To provide the necessary level of rigor, a company’s threat monitoring, detection, containment and eradication processes should be occurring at every level of infrastructure in an integrated and automated manner. Event classification and log filtering should be used to produce customized alerts for network administrators. This is a crucial step in preventing “alert fatigue” where low-level but persistent alarms desensitize an organization, causing actual threats to be disregarded or response time to be compromised.

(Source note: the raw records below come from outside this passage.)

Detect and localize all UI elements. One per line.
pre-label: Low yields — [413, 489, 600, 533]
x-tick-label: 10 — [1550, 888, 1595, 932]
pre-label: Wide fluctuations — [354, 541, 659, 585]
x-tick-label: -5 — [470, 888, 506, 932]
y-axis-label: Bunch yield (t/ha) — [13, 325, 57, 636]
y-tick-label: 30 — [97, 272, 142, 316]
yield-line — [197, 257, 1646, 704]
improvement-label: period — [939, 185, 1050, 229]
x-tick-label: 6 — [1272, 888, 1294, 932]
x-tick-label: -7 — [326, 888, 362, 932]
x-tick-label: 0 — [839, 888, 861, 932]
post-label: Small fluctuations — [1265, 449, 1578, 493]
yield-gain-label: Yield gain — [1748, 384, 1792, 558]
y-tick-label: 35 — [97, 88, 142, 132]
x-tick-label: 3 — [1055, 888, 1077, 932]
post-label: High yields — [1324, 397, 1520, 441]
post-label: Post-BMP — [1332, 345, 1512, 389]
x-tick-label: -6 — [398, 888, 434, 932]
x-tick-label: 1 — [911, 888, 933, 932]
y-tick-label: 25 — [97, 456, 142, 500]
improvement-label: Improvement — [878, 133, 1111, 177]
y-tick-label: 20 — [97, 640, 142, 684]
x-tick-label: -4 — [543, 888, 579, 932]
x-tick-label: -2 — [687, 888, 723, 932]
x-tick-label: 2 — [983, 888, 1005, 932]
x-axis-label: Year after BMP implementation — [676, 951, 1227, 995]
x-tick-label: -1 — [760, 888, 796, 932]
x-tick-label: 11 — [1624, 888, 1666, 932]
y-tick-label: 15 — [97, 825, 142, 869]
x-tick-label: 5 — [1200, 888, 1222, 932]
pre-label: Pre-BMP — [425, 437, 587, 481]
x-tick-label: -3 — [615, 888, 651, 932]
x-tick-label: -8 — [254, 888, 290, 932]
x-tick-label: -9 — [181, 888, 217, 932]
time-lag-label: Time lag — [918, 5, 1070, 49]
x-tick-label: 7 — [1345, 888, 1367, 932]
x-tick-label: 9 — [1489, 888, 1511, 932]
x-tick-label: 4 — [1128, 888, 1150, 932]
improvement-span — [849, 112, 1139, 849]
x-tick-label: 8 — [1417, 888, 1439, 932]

In addition to being able to defend themselves, local networks should participate in regional or industry-level collaboration that provides over-the-horizon visibility and defense strategies. As the rapid spread of ransomware has demonstrated over the past year, once malicious actors discover a lucrative new attack tool, the practice spreads and is refined in various ways. For that reason, comprehensive protection also includes a global, cross-enterprise, cyber response capability to monitor large-scale threats and vulnerabilities.
The Bottom Line
Sorting through the current volume of cybersecurity noise can be a challenge, and it’s a task that should not be managed in siloed fashion. Toward that end, the corporate legal, securityrisk management and IT functions must be aligned, sharing information and insights and working in partnership to address cyberthreats. IT and risk management/security groups should understand legal ramifications of network intrusions and data breaches. Additionally, legal professionals should collaborate with IT and security/risk management on issues such as regulatory requirements for preparedness and incident response, particularly in determining whether breach notification requirements apply to a particular incident.
In fact, the most significant cybersecurity threat is not external; instead, it is what happens, or fails to happen, inside the organization in advance of a breach.